Q&A 4Her: Kathryn Petralia, Co-Founder of Kabbage
Entrepreneur Kathryn Petralia, has spent the past 17 years working with both startups and established companies focused on credit, payments, technology, and ecommerce. With experience in strategic planning, product development, business development, and new markets, Kathryn and her two co-founders started Kabbage, a financial product for businesses that sell online.
MyCity4Her discussed Kathryn’s ideas on business in our latest Q&A 4Her interview. She tells us about barriers she faced, advice she has for other women in business, and more. Read on for her interview!
What is the unique problem or situation your product or service solves?

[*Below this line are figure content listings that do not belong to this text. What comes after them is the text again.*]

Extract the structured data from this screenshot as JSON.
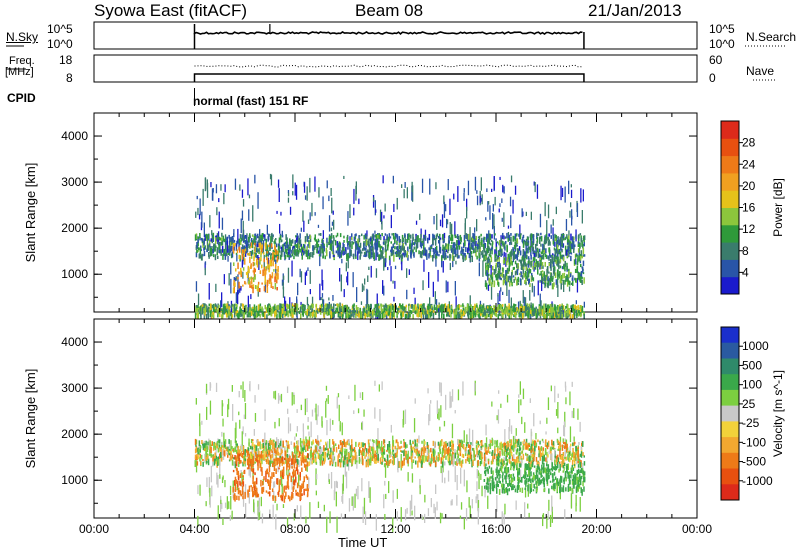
{
  "header": {
    "title": "Syowa East (fitACF)",
    "beam": "Beam 08",
    "date": "21/Jan/2013"
  },
  "top_panels": {
    "nsky_label": "N.Sky",
    "nsearch_label": "N.Search",
    "nsky_ticks": [
      "10^5",
      "10^0"
    ],
    "freq_label": "Freq.",
    "freq_unit": "[MHz]",
    "freq_ticks": [
      "18",
      "8"
    ],
    "nave_label": "Nave",
    "nave_ticks": [
      "60",
      "0"
    ],
    "cpid_label": "CPID",
    "cpid_value": "normal (fast) 151 RF"
  },
  "time_axis": {
    "label": "Time UT",
    "ticks": [
      "00:00",
      "04:00",
      "08:00",
      "12:00",
      "16:00",
      "20:00",
      "00:00"
    ]
  },
  "chart_data": [
    {
      "type": "heatmap",
      "title": "Power",
      "xlabel": "Time UT",
      "ylabel": "Slant Range [km]",
      "x_range_hours": [
        0,
        24
      ],
      "ylim": [
        180,
        4500
      ],
      "y_ticks": [
        1000,
        2000,
        3000,
        4000
      ],
      "colorbar": {
        "label": "Power [dB]",
        "ticks": [
          4,
          8,
          12,
          16,
          20,
          24,
          28
        ],
        "colors": [
          "#1a1acc",
          "#2955a8",
          "#3a7c6c",
          "#2f9a3a",
          "#8cc63c",
          "#e6c21a",
          "#f0a020",
          "#ee7a18",
          "#e85010",
          "#dd2a1a"
        ]
      },
      "data_coverage_hours": [
        4.0,
        19.5
      ],
      "echo_bands": [
        {
          "t_start": 4.0,
          "t_end": 19.5,
          "range_center_km": 1650,
          "range_width_km": 250,
          "power_db": 6
        },
        {
          "t_start": 5.5,
          "t_end": 7.3,
          "range_center_km": 1200,
          "range_width_km": 500,
          "power_db": 18
        },
        {
          "t_start": 4.0,
          "t_end": 19.5,
          "range_center_km": 250,
          "range_width_km": 120,
          "power_db": 10
        },
        {
          "t_start": 15.5,
          "t_end": 19.5,
          "range_center_km": 1100,
          "range_width_km": 300,
          "power_db": 8
        }
      ]
    },
    {
      "type": "heatmap",
      "title": "Velocity",
      "xlabel": "Time UT",
      "ylabel": "Slant Range [km]",
      "x_range_hours": [
        0,
        24
      ],
      "ylim": [
        180,
        4500
      ],
      "y_ticks": [
        1000,
        2000,
        3000,
        4000
      ],
      "colorbar": {
        "label": "Velocity [m s^-1]",
        "ticks": [
          1000,
          500,
          100,
          25,
          -25,
          -100,
          -500,
          -1000
        ],
        "colors": [
          "#1a2fcc",
          "#2a5aa0",
          "#2f8a6a",
          "#3aa84a",
          "#7ccf40",
          "#c8c8c8",
          "#f2d23a",
          "#f2a830",
          "#ee7a18",
          "#e85010",
          "#dd2a1a"
        ]
      },
      "data_coverage_hours": [
        4.0,
        19.5
      ],
      "echo_bands": [
        {
          "t_start": 4.0,
          "t_end": 19.5,
          "range_center_km": 1650,
          "range_width_km": 250,
          "velocity_ms": 0
        },
        {
          "t_start": 5.5,
          "t_end": 8.5,
          "range_center_km": 1150,
          "range_width_km": 500,
          "velocity_ms": -400
        },
        {
          "t_start": 15.5,
          "t_end": 19.5,
          "range_center_km": 1100,
          "range_width_km": 300,
          "velocity_ms": 200
        }
      ]
    }
  ]
}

Online sellers are rapidly expanding in number and variety, and these sellers are also in need of more capital with which to operate their businesses. When polled, most businesses suggest that access to capital is the single biggest roadblock to growing their business. Online merchants are under-served by financial services products because traditional underwriting and funding criteria do not account for a virtual commerce business model or the value of recently sold inventory. Kabbage provides a solution for these merchants by offering them access to the amounts of capital that they need within minutes.

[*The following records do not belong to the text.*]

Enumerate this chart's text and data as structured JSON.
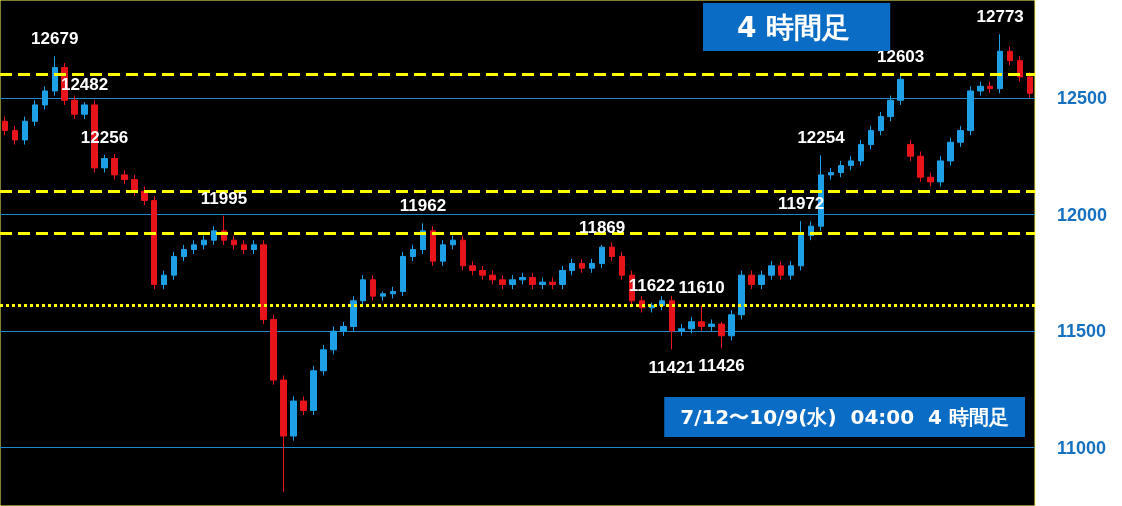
{
  "chart_data": {
    "type": "candlestick",
    "title": "4 時間足",
    "categories": [
      null,
      null,
      null,
      null,
      null,
      null,
      null,
      null,
      null,
      null,
      null,
      null,
      null,
      null,
      null,
      null,
      null,
      null,
      null,
      null,
      null,
      null,
      null,
      null,
      null,
      null,
      null,
      null,
      null,
      null,
      null,
      null,
      null,
      null,
      null,
      null,
      null,
      null,
      null,
      null,
      null,
      null,
      null,
      null,
      null,
      null,
      null,
      null,
      null,
      null,
      null,
      null,
      null,
      null,
      null,
      null,
      null,
      null,
      null,
      null,
      null,
      null,
      null,
      null,
      null,
      null,
      null,
      null,
      null,
      null,
      null,
      null,
      null,
      null,
      null,
      null,
      null,
      null,
      null,
      null,
      null,
      null,
      null,
      null,
      null,
      null,
      null,
      null,
      null,
      null,
      null,
      null,
      null,
      null,
      null,
      null,
      null,
      null,
      null,
      null,
      null,
      null,
      null,
      null
    ],
    "ohlc": [
      [
        12400,
        12420,
        12340,
        12360
      ],
      [
        12360,
        12380,
        12300,
        12320
      ],
      [
        12320,
        12420,
        12300,
        12400
      ],
      [
        12400,
        12490,
        12380,
        12470
      ],
      [
        12470,
        12550,
        12450,
        12530
      ],
      [
        12530,
        12679,
        12510,
        12630
      ],
      [
        12630,
        12650,
        12470,
        12490
      ],
      [
        12490,
        12510,
        12410,
        12430
      ],
      [
        12430,
        12482,
        12410,
        12470
      ],
      [
        12470,
        12490,
        12180,
        12200
      ],
      [
        12200,
        12256,
        12180,
        12240
      ],
      [
        12240,
        12260,
        12150,
        12170
      ],
      [
        12170,
        12190,
        12130,
        12150
      ],
      [
        12150,
        12170,
        12080,
        12100
      ],
      [
        12100,
        12120,
        12040,
        12060
      ],
      [
        12060,
        12080,
        11680,
        11700
      ],
      [
        11700,
        11760,
        11680,
        11740
      ],
      [
        11740,
        11840,
        11720,
        11820
      ],
      [
        11820,
        11870,
        11800,
        11850
      ],
      [
        11850,
        11890,
        11830,
        11870
      ],
      [
        11870,
        11910,
        11850,
        11890
      ],
      [
        11890,
        11950,
        11870,
        11930
      ],
      [
        11930,
        11995,
        11870,
        11890
      ],
      [
        11890,
        11910,
        11850,
        11870
      ],
      [
        11870,
        11890,
        11830,
        11850
      ],
      [
        11850,
        11890,
        11830,
        11870
      ],
      [
        11870,
        11890,
        11530,
        11550
      ],
      [
        11550,
        11570,
        11270,
        11290
      ],
      [
        11290,
        11310,
        10810,
        11050
      ],
      [
        11050,
        11220,
        11030,
        11200
      ],
      [
        11200,
        11220,
        11140,
        11160
      ],
      [
        11160,
        11350,
        11140,
        11330
      ],
      [
        11330,
        11440,
        11310,
        11420
      ],
      [
        11420,
        11520,
        11400,
        11500
      ],
      [
        11500,
        11540,
        11480,
        11520
      ],
      [
        11520,
        11650,
        11500,
        11630
      ],
      [
        11630,
        11740,
        11610,
        11720
      ],
      [
        11720,
        11740,
        11630,
        11650
      ],
      [
        11650,
        11670,
        11630,
        11660
      ],
      [
        11660,
        11690,
        11640,
        11670
      ],
      [
        11670,
        11840,
        11650,
        11820
      ],
      [
        11820,
        11870,
        11800,
        11850
      ],
      [
        11850,
        11962,
        11830,
        11930
      ],
      [
        11930,
        11950,
        11780,
        11800
      ],
      [
        11800,
        11890,
        11780,
        11870
      ],
      [
        11870,
        11910,
        11850,
        11890
      ],
      [
        11890,
        11910,
        11760,
        11780
      ],
      [
        11780,
        11800,
        11740,
        11760
      ],
      [
        11760,
        11780,
        11720,
        11740
      ],
      [
        11740,
        11760,
        11700,
        11720
      ],
      [
        11720,
        11740,
        11680,
        11700
      ],
      [
        11700,
        11740,
        11680,
        11720
      ],
      [
        11720,
        11750,
        11700,
        11730
      ],
      [
        11730,
        11750,
        11680,
        11700
      ],
      [
        11700,
        11730,
        11680,
        11710
      ],
      [
        11710,
        11730,
        11680,
        11700
      ],
      [
        11700,
        11780,
        11680,
        11760
      ],
      [
        11760,
        11810,
        11740,
        11790
      ],
      [
        11790,
        11810,
        11750,
        11770
      ],
      [
        11770,
        11810,
        11750,
        11790
      ],
      [
        11790,
        11869,
        11770,
        11860
      ],
      [
        11860,
        11880,
        11800,
        11820
      ],
      [
        11820,
        11840,
        11720,
        11740
      ],
      [
        11740,
        11760,
        11610,
        11630
      ],
      [
        11630,
        11650,
        11580,
        11600
      ],
      [
        11600,
        11622,
        11580,
        11610
      ],
      [
        11610,
        11650,
        11590,
        11630
      ],
      [
        11630,
        11650,
        11421,
        11500
      ],
      [
        11500,
        11530,
        11480,
        11510
      ],
      [
        11510,
        11560,
        11490,
        11540
      ],
      [
        11540,
        11610,
        11500,
        11520
      ],
      [
        11520,
        11550,
        11500,
        11530
      ],
      [
        11530,
        11540,
        11426,
        11480
      ],
      [
        11480,
        11590,
        11460,
        11570
      ],
      [
        11570,
        11760,
        11550,
        11740
      ],
      [
        11740,
        11760,
        11680,
        11700
      ],
      [
        11700,
        11760,
        11680,
        11740
      ],
      [
        11740,
        11800,
        11720,
        11780
      ],
      [
        11780,
        11800,
        11720,
        11740
      ],
      [
        11740,
        11800,
        11720,
        11780
      ],
      [
        11780,
        11972,
        11760,
        11910
      ],
      [
        11910,
        11970,
        11890,
        11950
      ],
      [
        11950,
        12254,
        11930,
        12170
      ],
      [
        12170,
        12200,
        12150,
        12180
      ],
      [
        12180,
        12230,
        12160,
        12210
      ],
      [
        12210,
        12250,
        12190,
        12230
      ],
      [
        12230,
        12320,
        12210,
        12300
      ],
      [
        12300,
        12380,
        12280,
        12360
      ],
      [
        12360,
        12440,
        12340,
        12420
      ],
      [
        12420,
        12510,
        12400,
        12490
      ],
      [
        12490,
        12603,
        12470,
        12580
      ],
      [
        12300,
        12320,
        12230,
        12250
      ],
      [
        12250,
        12270,
        12140,
        12160
      ],
      [
        12160,
        12180,
        12120,
        12140
      ],
      [
        12140,
        12250,
        12120,
        12230
      ],
      [
        12230,
        12330,
        12210,
        12310
      ],
      [
        12310,
        12380,
        12290,
        12360
      ],
      [
        12360,
        12550,
        12340,
        12530
      ],
      [
        12530,
        12570,
        12510,
        12550
      ],
      [
        12550,
        12570,
        12520,
        12540
      ],
      [
        12540,
        12773,
        12520,
        12700
      ],
      [
        12700,
        12720,
        12640,
        12660
      ],
      [
        12660,
        12680,
        12570,
        12590
      ],
      [
        12590,
        12610,
        12500,
        12520
      ]
    ],
    "colors": [
      "#e8141b",
      "#e8141b",
      "#1ea0e6",
      "#1ea0e6",
      "#1ea0e6",
      "#1ea0e6",
      "#e8141b",
      "#e8141b",
      "#1ea0e6",
      "#e8141b",
      "#1ea0e6",
      "#e8141b",
      "#e8141b",
      "#e8141b",
      "#e8141b",
      "#e8141b",
      "#1ea0e6",
      "#1ea0e6",
      "#1ea0e6",
      "#1ea0e6",
      "#1ea0e6",
      "#1ea0e6",
      "#e8141b",
      "#e8141b",
      "#e8141b",
      "#1ea0e6",
      "#e8141b",
      "#e8141b",
      "#e8141b",
      "#1ea0e6",
      "#e8141b",
      "#1ea0e6",
      "#1ea0e6",
      "#1ea0e6",
      "#1ea0e6",
      "#1ea0e6",
      "#1ea0e6",
      "#e8141b",
      "#1ea0e6",
      "#1ea0e6",
      "#1ea0e6",
      "#1ea0e6",
      "#1ea0e6",
      "#e8141b",
      "#1ea0e6",
      "#1ea0e6",
      "#e8141b",
      "#e8141b",
      "#e8141b",
      "#e8141b",
      "#e8141b",
      "#1ea0e6",
      "#1ea0e6",
      "#e8141b",
      "#1ea0e6",
      "#e8141b",
      "#1ea0e6",
      "#1ea0e6",
      "#e8141b",
      "#1ea0e6",
      "#1ea0e6",
      "#e8141b",
      "#e8141b",
      "#e8141b",
      "#e8141b",
      "#1ea0e6",
      "#1ea0e6",
      "#e8141b",
      "#1ea0e6",
      "#1ea0e6",
      "#e8141b",
      "#1ea0e6",
      "#e8141b",
      "#1ea0e6",
      "#1ea0e6",
      "#e8141b",
      "#1ea0e6",
      "#1ea0e6",
      "#e8141b",
      "#1ea0e6",
      "#1ea0e6",
      "#1ea0e6",
      "#1ea0e6",
      "#1ea0e6",
      "#1ea0e6",
      "#1ea0e6",
      "#1ea0e6",
      "#1ea0e6",
      "#1ea0e6",
      "#1ea0e6",
      "#1ea0e6",
      "#e8141b",
      "#e8141b",
      "#e8141b",
      "#1ea0e6",
      "#1ea0e6",
      "#1ea0e6",
      "#1ea0e6",
      "#1ea0e6",
      "#e8141b",
      "#1ea0e6",
      "#e8141b",
      "#e8141b",
      "#e8141b"
    ],
    "ylim": [
      10750,
      12920
    ],
    "yticks": [
      11000,
      11500,
      12000,
      12500
    ],
    "grid": "y",
    "tick_labels": "y",
    "ref_lines": [
      {
        "axis": "y",
        "value": 12600,
        "color": "#ffff00",
        "line_style": "dashed"
      },
      {
        "axis": "y",
        "value": 12100,
        "color": "#ffff00",
        "line_style": "dashed"
      },
      {
        "axis": "y",
        "value": 11920,
        "color": "#ffff00",
        "line_style": "dashed"
      },
      {
        "axis": "y",
        "value": 11610,
        "color": "#ffff00",
        "line_style": "dotted"
      }
    ],
    "annotations": [
      {
        "text": "12679",
        "y": 12679
      },
      {
        "text": "12482",
        "y": 12482
      },
      {
        "text": "12256",
        "y": 12256
      },
      {
        "text": "11995",
        "y": 11995
      },
      {
        "text": "11962",
        "y": 11962
      },
      {
        "text": "11869",
        "y": 11869
      },
      {
        "text": "11622",
        "y": 11622
      },
      {
        "text": "11610",
        "y": 11610
      },
      {
        "text": "11421",
        "y": 11421
      },
      {
        "text": "11426",
        "y": 11426
      },
      {
        "text": "11972",
        "y": 11972
      },
      {
        "text": "12254",
        "y": 12254
      },
      {
        "text": "12603",
        "y": 12603
      },
      {
        "text": "12773",
        "y": 12773
      },
      "7/12〜10/9(水)  04:00  4 時間足"
    ]
  }
}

What in hindsight would you say you underestimated about this particular industry or running your own business and why?
As is expected, we did not fully anticipate the challenges of breaking into a new technology arena: we have had no one go before us to pave the way and work out the kinks so to speak. In addition, we did not anticipate how quickly our business would grow and the challenges that would come with managing this growth and development. From the ever-expanding product and requirements, to hiring the people to fulfill those requirements, to maintaining a quality core service.
What is the best business related advice you have ever been given?
While this advice was not given to me directly by Steve Jobs, it is something that stuck with me from his now famous Stanford Commencement Speech: “Stay Hungry. Stay Foolish.” I believe that he was correct in implying that success can come through doing both.
What were the hardest barriers in getting your idea off the ground?
Getting initial funding was difficult. We knew we had a great idea, but sometimes it takes a moment to convince others of this. It is very easy for the large venture firms to be dismissive. Another barrier was in deciding the type of company we wanted to be, and working very hard to maintain this environment.
What do you enjoy best about being an entrepreneur?
The flexibility it gives us as employees and employers to create a great business environment. It is also great to be able to work in a field you are passionate about.
Do you feel becoming an entrepreneur has helped you grow as a person? If so – how?
Definitely. I think it makes you a better listener, and more open to new ideas.
Where can people learn more about your company?
Most recently, you can read about us in the LA Times, and watch us on MSNBC:
- LA Times: Microlenders provide speedy lifelines to online enterprises (8/17/12)
- MSNBC Where’s The Money: What is Kabbage?
If you had to share one final thought with our audience of thousands of women in business – what would it be?
Keep your goals in mind and trust your instincts.